I’m getting through N3, and… while I’m learning stuff I also feel like tearing my hair out because a lot of times the first sentence I encounter has a ton of n2/n1 words, or basically words I haven’t studied yet. This also changes the meaning of words that I had initial thought were correct, trending towards what I think are fringe meanings.
Also, every word I encounter now as like 10+ meanings. I know even in English some words can be used differently, but there is essential a core meanings to many that, if you stick to, you can’t ever get lost. Perhaps this is just a frustrating quirk of Japanese, but I feel like there’s a better way to teach these without needing to remember 10+ meanings. There has to be a ‘core’ meaning that ties everything together. To be honest, I don’t care if that core meaning doesn’t translate well in English sentences. I’m not studying English here, I’m studying Japanese.
Furthermore, the translations on a lot of sentences are smoothed out WAY too much. I get that translating from Japanese to English isn’t always direct, but the smoothing that goes on sometimes completely overwrites the meanings/usages of other words to the point where I get extremely confused. Sometimes I understand the Japanese sentence better than the English, not because the English is bad, but because the translation was smoothed to the point that their intents don’t match anymore.

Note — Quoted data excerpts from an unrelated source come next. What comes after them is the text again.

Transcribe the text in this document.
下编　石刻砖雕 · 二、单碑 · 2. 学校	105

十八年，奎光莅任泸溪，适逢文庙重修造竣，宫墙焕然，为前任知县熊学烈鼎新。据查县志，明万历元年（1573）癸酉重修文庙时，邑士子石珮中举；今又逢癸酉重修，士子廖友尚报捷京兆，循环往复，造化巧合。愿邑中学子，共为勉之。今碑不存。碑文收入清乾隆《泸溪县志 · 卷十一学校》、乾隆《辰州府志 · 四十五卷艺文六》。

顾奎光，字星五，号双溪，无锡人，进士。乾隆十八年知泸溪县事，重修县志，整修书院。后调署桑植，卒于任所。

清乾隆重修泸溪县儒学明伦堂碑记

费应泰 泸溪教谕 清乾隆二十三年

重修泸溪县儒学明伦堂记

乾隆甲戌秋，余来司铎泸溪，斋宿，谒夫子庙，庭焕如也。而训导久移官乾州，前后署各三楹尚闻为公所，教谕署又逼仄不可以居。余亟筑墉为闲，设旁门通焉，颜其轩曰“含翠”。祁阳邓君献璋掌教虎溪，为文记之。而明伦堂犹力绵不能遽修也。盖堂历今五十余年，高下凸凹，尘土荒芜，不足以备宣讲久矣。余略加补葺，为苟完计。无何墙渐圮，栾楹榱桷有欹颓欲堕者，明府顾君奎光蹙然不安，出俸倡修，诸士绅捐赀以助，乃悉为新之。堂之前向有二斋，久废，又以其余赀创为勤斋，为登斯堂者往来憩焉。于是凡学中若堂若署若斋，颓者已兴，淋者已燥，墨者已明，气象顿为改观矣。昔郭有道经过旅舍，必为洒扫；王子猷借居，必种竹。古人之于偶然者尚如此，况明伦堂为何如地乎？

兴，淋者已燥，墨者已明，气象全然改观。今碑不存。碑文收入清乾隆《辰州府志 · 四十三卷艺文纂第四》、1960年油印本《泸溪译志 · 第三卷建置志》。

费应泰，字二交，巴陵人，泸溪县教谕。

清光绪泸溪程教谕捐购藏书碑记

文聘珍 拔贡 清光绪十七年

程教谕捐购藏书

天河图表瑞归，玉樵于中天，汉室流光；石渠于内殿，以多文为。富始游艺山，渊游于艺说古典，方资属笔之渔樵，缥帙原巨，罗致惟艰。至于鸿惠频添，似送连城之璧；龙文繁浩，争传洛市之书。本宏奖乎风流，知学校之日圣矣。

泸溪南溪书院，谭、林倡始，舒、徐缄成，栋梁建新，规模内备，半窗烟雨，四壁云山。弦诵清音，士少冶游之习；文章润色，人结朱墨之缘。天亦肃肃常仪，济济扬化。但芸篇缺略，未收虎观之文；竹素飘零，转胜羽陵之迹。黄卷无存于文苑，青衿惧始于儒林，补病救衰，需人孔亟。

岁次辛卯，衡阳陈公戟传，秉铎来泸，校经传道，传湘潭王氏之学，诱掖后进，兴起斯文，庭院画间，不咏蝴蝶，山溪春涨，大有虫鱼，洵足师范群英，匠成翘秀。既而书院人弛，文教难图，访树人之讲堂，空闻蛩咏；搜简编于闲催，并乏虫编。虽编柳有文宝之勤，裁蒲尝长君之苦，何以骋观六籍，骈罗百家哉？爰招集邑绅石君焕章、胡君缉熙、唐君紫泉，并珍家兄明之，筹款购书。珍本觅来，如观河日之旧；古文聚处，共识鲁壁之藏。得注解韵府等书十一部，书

If I had it my way, English sentences should have little to no smoothing. Yes, broken English is even acceptable as long as it’s understandable according to the Japanese. Because I’m learning Japanese here, not English. One day maybe I’ll do interpretations or translations, but I feel like that’s almost a completely different skill. I realize that maybe not many people feel the same way I do. But I just needed to vent a little of my frustrations because I’m having a hard time learning 10+ meanings for every word I study. Does anyone have any general advice for dealing with that?